As he sat one day near a river in the stillness of the forest, there came from afar an ugly clamour of sound. It struck against the music of Orpheus' lute and slew it, as the coarse cries of the screaming gulls that fight for carrion slay the song of a soaring lark. It was the day of the feast of Bacchus, and through the woods poured Bacchus and his Bacchantes, a shameless rout, satyrs capering around them, centaurs neighing aloud. Long had the Bacchantes hated the loyal poet-lover of one fair woman whose dwelling was with the Shades. His ears were ever deaf to their passionate voices, his eyes blind to their passionate loveliness as they danced through the green trees, a riot of colour, of fierce beauty, of laughter and of mad song. Mad they were indeed this day, and in their madness the very existence of Orpheus was a thing not to be borne. At first they stoned him, but his music made the stones fall harmless at his feet. Then in a frenzy of cruelty, with the maniac lust to cause blood to flow, to know the joy of taking life, they threw themselves upon Orpheus and did him to death. From limb to limb they tore him, casting at last his head and his blood-stained lyre into the river. And still, as the water bore them on, the lyre murmured its last music and the white lips of Orpheus still breathed of her whom at last he had gone to join in the shadowy land, "Eurydice! Eurydice!"

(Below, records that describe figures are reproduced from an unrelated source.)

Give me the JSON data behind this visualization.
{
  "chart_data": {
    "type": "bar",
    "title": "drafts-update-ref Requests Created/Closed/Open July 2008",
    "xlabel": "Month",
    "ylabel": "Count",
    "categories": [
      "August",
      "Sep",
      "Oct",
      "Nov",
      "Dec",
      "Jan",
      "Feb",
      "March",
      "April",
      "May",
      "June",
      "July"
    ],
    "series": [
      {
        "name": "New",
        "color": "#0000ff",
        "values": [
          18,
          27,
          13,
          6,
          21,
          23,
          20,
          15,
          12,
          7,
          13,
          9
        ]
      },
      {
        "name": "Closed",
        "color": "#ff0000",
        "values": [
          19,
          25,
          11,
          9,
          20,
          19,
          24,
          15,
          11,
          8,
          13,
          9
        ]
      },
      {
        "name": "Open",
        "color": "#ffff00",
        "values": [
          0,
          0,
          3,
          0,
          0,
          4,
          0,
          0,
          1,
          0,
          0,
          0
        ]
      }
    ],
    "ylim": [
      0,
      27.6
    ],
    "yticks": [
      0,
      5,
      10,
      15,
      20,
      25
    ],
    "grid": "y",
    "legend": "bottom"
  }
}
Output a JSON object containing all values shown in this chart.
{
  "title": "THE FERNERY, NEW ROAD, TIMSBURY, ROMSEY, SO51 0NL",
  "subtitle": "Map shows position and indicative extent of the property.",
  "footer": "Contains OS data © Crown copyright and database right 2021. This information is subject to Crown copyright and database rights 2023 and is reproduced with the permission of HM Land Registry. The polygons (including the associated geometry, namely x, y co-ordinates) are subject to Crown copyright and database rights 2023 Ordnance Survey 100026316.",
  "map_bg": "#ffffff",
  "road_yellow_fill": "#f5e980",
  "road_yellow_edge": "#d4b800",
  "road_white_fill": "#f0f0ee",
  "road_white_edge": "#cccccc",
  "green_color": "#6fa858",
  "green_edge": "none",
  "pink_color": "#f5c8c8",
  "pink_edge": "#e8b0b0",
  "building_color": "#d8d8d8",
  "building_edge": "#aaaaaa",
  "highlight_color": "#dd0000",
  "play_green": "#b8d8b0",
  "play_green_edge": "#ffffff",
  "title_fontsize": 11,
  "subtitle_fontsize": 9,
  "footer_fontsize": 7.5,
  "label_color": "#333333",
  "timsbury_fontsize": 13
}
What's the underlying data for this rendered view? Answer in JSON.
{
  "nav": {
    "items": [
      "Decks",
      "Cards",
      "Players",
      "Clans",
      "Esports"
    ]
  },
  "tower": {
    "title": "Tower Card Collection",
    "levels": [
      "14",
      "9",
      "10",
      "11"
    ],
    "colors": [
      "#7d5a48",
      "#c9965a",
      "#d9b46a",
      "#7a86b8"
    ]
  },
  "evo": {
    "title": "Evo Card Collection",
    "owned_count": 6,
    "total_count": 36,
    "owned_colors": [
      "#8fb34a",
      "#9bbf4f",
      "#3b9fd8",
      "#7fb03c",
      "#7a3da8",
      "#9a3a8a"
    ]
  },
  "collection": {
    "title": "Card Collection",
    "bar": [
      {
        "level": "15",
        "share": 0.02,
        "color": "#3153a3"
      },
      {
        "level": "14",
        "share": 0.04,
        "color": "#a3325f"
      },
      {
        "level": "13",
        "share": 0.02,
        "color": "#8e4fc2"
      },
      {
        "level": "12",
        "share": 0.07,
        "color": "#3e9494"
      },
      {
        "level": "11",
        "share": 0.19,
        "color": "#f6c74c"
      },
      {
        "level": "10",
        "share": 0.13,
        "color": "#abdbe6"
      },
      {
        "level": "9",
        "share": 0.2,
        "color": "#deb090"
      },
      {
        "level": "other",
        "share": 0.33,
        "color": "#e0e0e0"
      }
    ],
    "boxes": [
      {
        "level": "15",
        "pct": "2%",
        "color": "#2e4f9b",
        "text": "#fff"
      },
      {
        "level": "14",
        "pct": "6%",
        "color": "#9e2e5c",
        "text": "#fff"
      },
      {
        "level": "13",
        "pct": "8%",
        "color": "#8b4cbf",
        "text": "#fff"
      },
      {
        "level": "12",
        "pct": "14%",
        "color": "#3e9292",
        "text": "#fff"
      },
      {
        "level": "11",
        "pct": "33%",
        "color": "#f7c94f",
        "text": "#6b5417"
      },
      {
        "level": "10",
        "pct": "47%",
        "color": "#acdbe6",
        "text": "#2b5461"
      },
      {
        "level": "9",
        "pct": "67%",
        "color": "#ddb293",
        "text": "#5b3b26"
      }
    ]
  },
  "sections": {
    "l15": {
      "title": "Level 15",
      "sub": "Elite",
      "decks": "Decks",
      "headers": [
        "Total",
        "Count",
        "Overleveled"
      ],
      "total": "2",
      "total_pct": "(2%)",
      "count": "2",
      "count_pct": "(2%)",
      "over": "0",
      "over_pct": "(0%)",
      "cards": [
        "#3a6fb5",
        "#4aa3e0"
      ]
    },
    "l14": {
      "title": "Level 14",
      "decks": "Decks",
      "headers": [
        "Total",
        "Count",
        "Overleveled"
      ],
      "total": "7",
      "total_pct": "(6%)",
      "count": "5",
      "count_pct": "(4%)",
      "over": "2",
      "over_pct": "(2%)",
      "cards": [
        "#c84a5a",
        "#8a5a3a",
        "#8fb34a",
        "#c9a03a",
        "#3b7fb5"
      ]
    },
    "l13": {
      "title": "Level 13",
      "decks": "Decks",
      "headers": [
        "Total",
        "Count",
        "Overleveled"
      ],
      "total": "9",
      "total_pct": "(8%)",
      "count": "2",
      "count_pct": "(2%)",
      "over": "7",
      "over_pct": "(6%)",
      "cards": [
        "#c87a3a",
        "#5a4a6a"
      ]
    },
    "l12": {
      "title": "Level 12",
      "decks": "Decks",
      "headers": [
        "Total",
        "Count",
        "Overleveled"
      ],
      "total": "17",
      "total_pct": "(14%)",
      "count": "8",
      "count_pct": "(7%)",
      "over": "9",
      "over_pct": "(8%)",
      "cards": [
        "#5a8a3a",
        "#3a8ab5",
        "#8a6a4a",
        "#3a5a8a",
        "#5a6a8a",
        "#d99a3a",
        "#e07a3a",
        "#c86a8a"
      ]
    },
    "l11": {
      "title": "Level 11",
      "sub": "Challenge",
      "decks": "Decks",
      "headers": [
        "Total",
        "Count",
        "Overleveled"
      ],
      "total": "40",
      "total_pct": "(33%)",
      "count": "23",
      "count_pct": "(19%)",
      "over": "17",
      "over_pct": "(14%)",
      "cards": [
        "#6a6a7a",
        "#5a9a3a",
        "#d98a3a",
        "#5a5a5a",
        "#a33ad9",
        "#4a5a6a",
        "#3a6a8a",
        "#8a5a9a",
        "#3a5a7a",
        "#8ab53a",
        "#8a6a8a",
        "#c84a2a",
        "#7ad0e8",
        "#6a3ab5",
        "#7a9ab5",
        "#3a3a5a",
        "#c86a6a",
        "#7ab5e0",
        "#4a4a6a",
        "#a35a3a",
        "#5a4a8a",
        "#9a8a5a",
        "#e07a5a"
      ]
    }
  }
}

"Combien d'autres sont morts de même! C'est la lutte éternelle de la force brutale contre l'intelligence douce et sublime inspirée du ciel, dont le royaume n'est pas de ce monde."
In the heavens, as a bright constellation called Lyra, or Orpheus, the gods placed his lute, and to the place of his martyrdom came the Muses, and with loving care carried the fragments of the massacred body to Libetlera, at the foot of Mount Olympus, and there buried them. And there, unto this day, more sweetly than at any other spot in any other land, the nightingale sings. For it sings of a love that knows no ending, of life after death, of a love so strong that it can conquer even Death, the all-powerful.